Les États ont aussi rappelé que les objectifs de développement durable 5 sur l’égalité entre les sexes, 8 sur le travail décent et la croissance inclusive et 16 sur la promotion de sociétés pacifiques et inclusives concernent tous la prévention de la traite, et mettent l’accent sur les femmes et les enfants.  La réunion de haut niveau aussi, a encore relevé le Président, a donné lieu à des appels à un accès amélioré à la justice, au démantèlement des réseaux de trafiquants et au renforcement des poursuites judiciaires pour augmenter le nombre des condamnations.  Beaucoup d’orateurs ont attiré l’attention sur les énormes profits générés par la traite et la nécessité de s’attaquer à la fois à l’offre et à la demande. 
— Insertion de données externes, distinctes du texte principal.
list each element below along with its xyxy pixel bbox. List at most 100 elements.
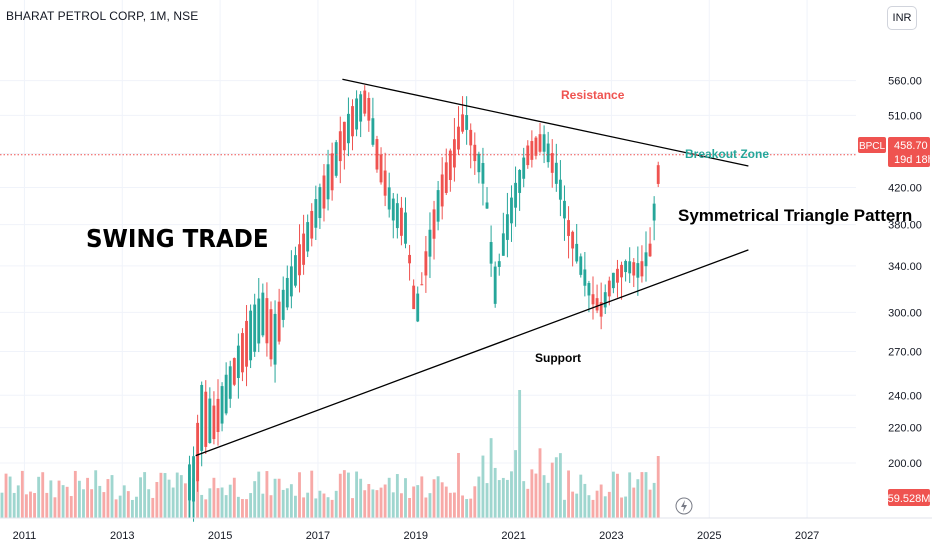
x-tick-label: 2011 (13, 530, 37, 542)
candle-body (636, 263, 640, 278)
candle-body (379, 154, 383, 183)
volume-bar (408, 497, 412, 518)
candle-body (318, 187, 322, 219)
volume-label[interactable]: 59.528M (888, 489, 931, 506)
y-tick-label: 510.00 (888, 110, 922, 122)
volume-bar (603, 496, 607, 518)
volume-bar (155, 481, 159, 518)
price-label[interactable]: BPCL 458.70 19d 18h (858, 137, 932, 167)
volume-bar (245, 499, 248, 518)
volume-bar (269, 495, 273, 518)
candle-body (640, 261, 644, 277)
volume-bar (171, 487, 175, 518)
volume-bar (424, 497, 428, 518)
volume-bar (428, 493, 432, 518)
volume-bar (298, 472, 301, 518)
lightning-icon[interactable] (675, 497, 693, 515)
candle-body (232, 358, 236, 385)
candle-body (485, 202, 489, 209)
x-tick-label: 2023 (599, 530, 623, 542)
candle-body (448, 150, 452, 181)
candle-body (277, 301, 281, 342)
volume-bar (461, 495, 464, 518)
volume-bar (16, 485, 20, 518)
candle-body (603, 292, 607, 308)
annotation-pattern: Symmetrical Triangle Pattern (678, 206, 912, 225)
volume-bar (106, 479, 110, 518)
annotation-swing-trade: SWING TRADE (86, 224, 269, 253)
candle-body (493, 266, 497, 304)
volume-bar (326, 497, 330, 518)
candle-body (298, 244, 301, 276)
x-tick-label: 2025 (697, 530, 721, 542)
volume-bar (24, 494, 28, 518)
candle-body (196, 422, 200, 482)
volume-bar (342, 470, 346, 518)
candle-body (522, 157, 526, 179)
candle-body (342, 121, 346, 151)
volume-bar (628, 472, 632, 518)
candle-body (330, 153, 334, 191)
price-axis[interactable]: 560.00510.00460.00420.00380.00340.00300.… (888, 76, 922, 470)
volume-bar (567, 470, 570, 518)
candle-body (432, 209, 436, 239)
volume-bar (20, 470, 24, 518)
volume-bar (412, 486, 416, 518)
volume-bar (611, 471, 615, 518)
volume-bar (391, 492, 395, 518)
candle-body (412, 285, 416, 310)
price-label-countdown: 19d 18h (894, 154, 932, 166)
volume-bar (599, 484, 603, 518)
candle-body (526, 145, 530, 166)
candle-body (575, 243, 579, 262)
volume-label-value: 59.528M (888, 493, 931, 505)
volume-bar (367, 484, 371, 518)
candle-body (408, 254, 412, 264)
candle-body (514, 182, 517, 208)
candle-body (583, 269, 587, 286)
candle-body (236, 345, 240, 379)
volume-bar (546, 482, 550, 518)
volume-bar (322, 493, 326, 518)
candle-body (620, 264, 623, 278)
candle-body (477, 153, 481, 173)
candle-body (338, 131, 342, 162)
trendline-resistance (342, 78, 749, 167)
candle-body (212, 405, 216, 440)
volume-bar (216, 488, 220, 518)
volume-bar (310, 470, 314, 518)
annotation-support: Support (535, 351, 581, 365)
candle-body (567, 220, 570, 236)
candle-body (395, 203, 399, 229)
volume-bar (644, 472, 648, 518)
volume-bar (485, 483, 489, 518)
volume-bar (493, 467, 497, 518)
currency-button[interactable]: INR (887, 6, 917, 30)
volume-bar (387, 477, 391, 518)
volume-bar (420, 476, 424, 518)
volume-bar (620, 497, 623, 518)
volume-bar (469, 498, 473, 518)
candle-body (534, 137, 538, 156)
candle-body (595, 298, 599, 311)
volume-bar (355, 471, 359, 518)
price-label-value: 458.70 (894, 140, 928, 152)
time-axis[interactable]: 2011 2013 2015 2017 2019 2021 2023 2025 2027 (0, 517, 932, 542)
candle-body (632, 262, 636, 276)
candle-body (375, 139, 379, 170)
volume-bar (563, 499, 566, 518)
candle-body (334, 142, 338, 176)
trendline-support (195, 249, 749, 457)
volume-bar (236, 496, 240, 518)
volume-bar (448, 492, 452, 518)
volume-bar (41, 472, 45, 518)
volume-bar (183, 483, 187, 518)
candle-body (192, 456, 195, 502)
volume-bar (90, 489, 94, 518)
x-tick-label: 2015 (208, 530, 232, 542)
candle-body (383, 170, 387, 196)
volume-bar (257, 471, 261, 518)
volume-bar (94, 470, 98, 518)
candle-body (416, 293, 420, 322)
volume-bar (49, 480, 53, 518)
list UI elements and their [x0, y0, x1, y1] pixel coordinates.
Enfin, la nécessité d’un appui renforcé aux victimes, en particulier, grâce au Fonds d’affectation spéciale des Nations Unies, a été soulignée.  Si nous nous sommes réjouis des progrès, a conclu le Président, nous savons néanmoins qu’il faut faire beaucoup plus pour nos quatre piliers que sont la prévention, les poursuites, la protection et le partenariat, le cinquième « P » étant la personne, la raison d’être même des Nations Unies.